I first heard of Gil Scott-Heron while I was attending the Naropa Institute in Boulder, Colorado, around 1996. My friend and fellow poet Jeni Olin (now Truck Darling) brought up “Whitey on the Moon,” remembering her initial shock and long satisfaction of its refrain. She was a little disappointed that I was unfamiliar with this song and its writer, so I went out that day and picked up his Greatest Hits. What occurred to me immediately about the style of Gil Scott-Heron was the ease with which he laid his lyrics over the arrangement, his phrasing was deft, the words were never placed awkwardly within the measure, squeezed in suddenly or broken off to fit the form.

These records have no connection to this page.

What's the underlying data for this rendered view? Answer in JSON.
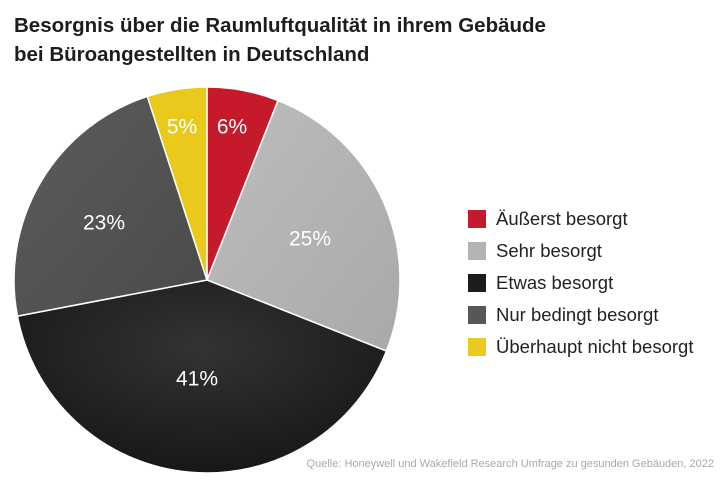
{
  "title": {
    "line1": "Besorgnis über die Raumluftqualität in ihrem Gebäude",
    "line2": "bei Büroangestellten in Deutschland"
  },
  "source": "Quelle: Honeywell und Wakefield Research Umfrage zu gesunden Gebäuden, 2022",
  "chart_data": {
    "type": "pie",
    "title": "Besorgnis über die Raumluftqualität in ihrem Gebäude bei Büroangestellten in Deutschland",
    "legend_position": "right",
    "slices": [
      {
        "label": "Äußerst besorgt",
        "value": 6,
        "display": "6%",
        "color": "#c41a2c",
        "text_color": "#ffffff"
      },
      {
        "label": "Sehr besorgt",
        "value": 25,
        "display": "25%",
        "color": "#b3b3b3",
        "text_color": "#ffffff"
      },
      {
        "label": "Etwas besorgt",
        "value": 41,
        "display": "41%",
        "color": "#1c1c1c",
        "text_color": "#ffffff"
      },
      {
        "label": "Nur bedingt besorgt",
        "value": 23,
        "display": "23%",
        "color": "#575757",
        "text_color": "#ffffff"
      },
      {
        "label": "Überhaupt nicht besorgt",
        "value": 5,
        "display": "5%",
        "color": "#e8c91c",
        "text_color": "#ffffff"
      }
    ]
  }
}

He took his time, which is so often the first rule of poetry, knowing when to fight the words and when to let yourself give in to their effects. It’s a friction that soon builds to absolute precision. This level of difficulty often goes unacknowledged until you try and execute it within your own voice. Often what is made to sound effortless is that which is truly beyond duplication. Gil Scott-Heron’s little drifts and lines and his bridges got stuck in my head. His bass lines always establish an immediate warmth, an intimacy that I have only encountered in the best of Pharaoh Sanders. As I get older I come to realize and to appreciate those artists who have set out to heal us; seldom are you faced with the terrifying facts of life and simultaneously offered an escape through the music set around them.
Heron’s thoughts on Bluesology are here.
Cedar Sigo, San Francisco poet
Well before hip-hoppers reinvented the coined term “the revolution shall not be televised,” there was Gil Scott-Heron appearing solo and sometimes with the Last Poets shouting it out in true poetic form with determination and insight with an innovative way of talking about sensitive issues in trying times.
Mildred Howard, Bay Area artist and teacher
First time: underage in a bar, in a city far from home. Music in the background that refused to stay in the background, that lifted me from the booth in the corner and walked me across the room to find an album called Pieces of a Man and the face of that poet on the cover. Hearing the news last week brought me back to that bar, and all the times I’ve heard that poetry since. Last year, on I’m New Here, he told us (on the track “Running“) “if I knew where cover was / I would stay there and never have to run for it.” All of that — the open pain, the lack of cover, all the running — leaves us still, here, overwhelmed with beauty and heartbreak.